Rasgou-se um pouco acolá, um pouco ali. Porém, novamente, conseguiu avançar mais rápido que a noite. E, antes que o dia chegasse, viu-se aos pés de sua árvore.
Dormia a árvore? A sombra não tinha como saber. Silenciosa como sempre havia sido, prendeu-se na base do tronco, naquela casaca escura que conhecia tão bem.E cheia de ansiedade, como uma principiante, esperou que o sol jorrasse por cima do horizonte.
Foi o primeiro ouro derramar-se na manhã, e ela derramou-se na campina. Leve, bailarina, bordou em escuro as curvas de cada galho, as manchas das poucas folhas secas que haviam resistido a tantos ventos e que em breve cairiam para dar lugar a folhas novas.
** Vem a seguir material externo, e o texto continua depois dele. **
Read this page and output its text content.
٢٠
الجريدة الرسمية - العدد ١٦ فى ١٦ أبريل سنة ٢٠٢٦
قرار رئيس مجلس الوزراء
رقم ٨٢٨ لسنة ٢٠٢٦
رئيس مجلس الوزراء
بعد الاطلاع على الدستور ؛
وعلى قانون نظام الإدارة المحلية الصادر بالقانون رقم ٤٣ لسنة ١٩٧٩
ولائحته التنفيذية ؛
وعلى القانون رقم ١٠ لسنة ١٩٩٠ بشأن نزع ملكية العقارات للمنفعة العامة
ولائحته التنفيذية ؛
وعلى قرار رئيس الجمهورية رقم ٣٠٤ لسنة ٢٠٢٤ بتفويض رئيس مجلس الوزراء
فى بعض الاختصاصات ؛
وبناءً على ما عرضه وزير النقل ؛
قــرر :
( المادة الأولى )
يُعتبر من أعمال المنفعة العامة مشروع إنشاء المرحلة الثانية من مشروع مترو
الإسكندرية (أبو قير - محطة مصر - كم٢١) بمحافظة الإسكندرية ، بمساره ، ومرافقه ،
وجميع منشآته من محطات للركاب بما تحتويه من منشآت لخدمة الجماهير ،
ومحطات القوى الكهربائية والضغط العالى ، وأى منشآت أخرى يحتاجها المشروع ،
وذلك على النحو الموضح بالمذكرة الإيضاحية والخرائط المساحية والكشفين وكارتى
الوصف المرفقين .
O orvalho sentiu-se protegido em cada fio de grama. Carunchos pálidos começaram a roer velhos resíduos de casca. As raízes retomaram seu crescimento terra adentro.
Nada parecia ter mudado. A árvore ondulou seus galhos. E, se olhou para sombra, o fez apenas como se olhasse sua própria imagem, como se visse sua silhueta refletida num espelho. Nem por isso pesou mais o manto da sombra. Nem por isso sentiu-se desamada. Assim são as coisas, pensou com a compreensão que tinha ido buscar tão longe. Era da natureza da árvore voltar-se mais para o céu do que para a terra. Era da sua natureza de sombra estar colada no chão e ocupar-se de pequenos seres. Era da natureza de ambas viverem assim lado a lado sem trocar palavra. E talvez fosse da natureza do amor existir mesmo sem palavra alguma.
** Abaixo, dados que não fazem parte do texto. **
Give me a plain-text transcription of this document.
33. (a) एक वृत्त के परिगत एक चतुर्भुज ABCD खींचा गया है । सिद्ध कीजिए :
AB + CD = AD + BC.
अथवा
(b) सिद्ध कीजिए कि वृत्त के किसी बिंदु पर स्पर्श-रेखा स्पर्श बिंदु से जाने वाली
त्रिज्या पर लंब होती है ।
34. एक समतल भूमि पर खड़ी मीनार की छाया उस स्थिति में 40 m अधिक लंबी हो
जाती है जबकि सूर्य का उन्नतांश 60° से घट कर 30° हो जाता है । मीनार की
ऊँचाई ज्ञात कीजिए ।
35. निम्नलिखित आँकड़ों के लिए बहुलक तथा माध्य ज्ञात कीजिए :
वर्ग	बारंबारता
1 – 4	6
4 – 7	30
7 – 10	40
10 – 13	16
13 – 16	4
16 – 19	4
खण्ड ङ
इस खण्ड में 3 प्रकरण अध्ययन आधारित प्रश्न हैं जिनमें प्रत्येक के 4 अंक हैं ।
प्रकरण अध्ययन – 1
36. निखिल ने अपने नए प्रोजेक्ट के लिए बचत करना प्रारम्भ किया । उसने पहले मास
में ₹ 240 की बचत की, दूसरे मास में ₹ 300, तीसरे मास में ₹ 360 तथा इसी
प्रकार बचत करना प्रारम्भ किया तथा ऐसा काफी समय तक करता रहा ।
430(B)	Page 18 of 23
Tão doce era o pensamento, que por instantes a sombra esqueceu seu trabalho. Mas um sopro de vento enredou-se na árvore, descompôs os desenhos que ela já havia traçado, e ao rearrumar-se percebeu que a ponta de um galho inchava em leve protuberância. Era a primeira anunciando sua chegada. Em breve teria muito o que fazer, pensou a sombra, aquecida de contentamento. E, com se fosse um beijo, depositou uma tatuagem no dorso do jovem sapo que vinha vindo.